Awesome

Optimizing Multi-task Training through Dynamic Pipelines

Official repository for the paper DynaPipe: Optimizing Multi-task Training through Dynamic Pipelines (camera-ready link pending).

During multi-task training, the model commonly receives input sequences of highly different lengths due to the diverse contexts of different tasks. Padding (to the same sequence length) or packing (short examples into long sequences of the same length) is usually adopted to prepare input samples for model training, which is nonetheless not space or computation efficient. This project adopts a dynamic micro-batching approach to tackle sequence length variation. Each input global batch is split into multiple variable-length micro-batches, each of which comprises a (potentially different) number of samples of similar sequence lengths. These micro-batches are efficiently organized into pipelines, facilitating efficient 3D-parallel (data, tensor and pipeline) multi-task model training.

Main features of this project include:

An efficient dynamic programming algorithm to compute the optimal micro-batching plan for each input global batch.
A pipeline schedule robust to variable-sized micro-batches, minimizing pipeline bubbles.
A pipeline executor supporting highly dynamic pipelines (the pipeline schedule, the size and number of micro-batches can vary each iteration), based on an instruction-based abstraction of pipeline operations.
Overlapped execution plan generation with model training.

System Diagram

Getting Started

Dependencies

Redis

The distributed instruction store uses Redis as the underlying key-value store. Redis server needs to be installed on machines participating in training. Our code will setup and initialize a Redis server automatically.

Python Dependencies

Please see requirements.txt for the required Python packages. Install them by running

pip3 install -r requirements.txt

Installation

Clone this repository and run

pip3 install -e .

Then, build the C++ extensions by running

cd dynapipe/data_opt
make
cd ../memory_opt
python3 setup.py build

Pipeline Instructions

To use this project, the Pipeline Instructions (defined here) needs to be implemented using the intented training framework (e.g., Megatron-LM). A reference implementation of the instructions in Megatron-LM can be found here.

Using this project

Please note that this project is experimental and only tested on integrating with Megatron-LM (please refer to the linked repository for detailed usage).
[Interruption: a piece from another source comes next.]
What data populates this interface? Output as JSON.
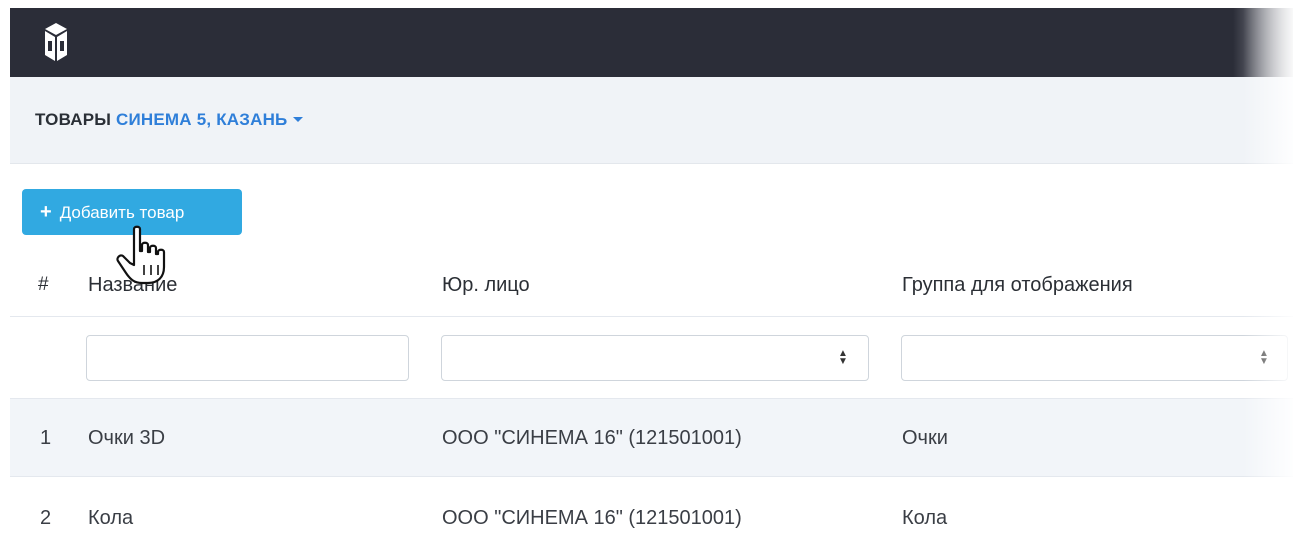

This project interacts with the training framework mainly through the following two interfaces:

Data Loader

We wrap the micro-batch splitting and execution plan generation process into a DynaPipeDataLoader. It takes the normal PyTorch data loader arguments with a few additional ones. Please see here for the full list of arguments. The returning iterator will generate tuples of micro-batched data and the corresponding execution plan for each iteraton. This iterator is to be used by the pipeline executor. See here for an example of using the DynaPipeDataLoader in Megatron-LM.

Pipeline Executor

The pipeline executor simply reads in execution plans and calls the Pipeline Instruction Implementations. These implementations are registered to the executor through the register_handler function. To run the pipeline executor, simply call the execute function with the corresponding execution plan in each iteration. See here for an example of using the pipeline executor in Megatron-LM.

Environment Variables

Except for the above two interfaces, this project can also be configured through the following environment variables:

DYNAPIPE_KV_HOST: The host IP of the Redis kv store server. Default to 'localhost' (requried for multi-node training).
DYNAPIPE_KV_PORT: The port for the Redis kv store server. Default to 29500.
DYNAPIPE_DEBUG: Logging level. Default to 'INFO'. Set to 'DEBUG' for more detailed logging.
DYNAPIPE_LOGGING_DEBUG_DIR: The directory to store all generated logs.
DYNAPIPE_DEBUG_DUMP_EP_STATS: if set true, dump the generated execution plans, seen sequence lengths, shapes of the generated micro-batches, estimated memory and simulated traces for each iteration during training. Used for debugging and for collecting statistics during our experiments.
DYNAPIPE_DEBUG_DUMP_EP_PREFIX: the directory for dumping the above artifacts.

Code Structure

├── dynapipe
│   : main source folder
│   ├── data_opt
│   │   : code for micro-batch splitting and cost models
│   ├── memory_opt
│   │   : contains the modified cuda caching memory allocator 
│   │     from PyTorch
│   ├── pipe
│   │   : contains implementation of pipeline instructions,
│   │     executor, and the distributed instruction store
│   ├── schedule_opt
│   │   : code for computing pipeline schedule
│   └── utils
│       : other util codes like logger
├── scripts
│   : utility scripts for various purposes 
├── tests
│   : unit tests of different modules

Security

See CONTRIBUTING for more information.

License

This project is licensed under the Apache-2.0 License.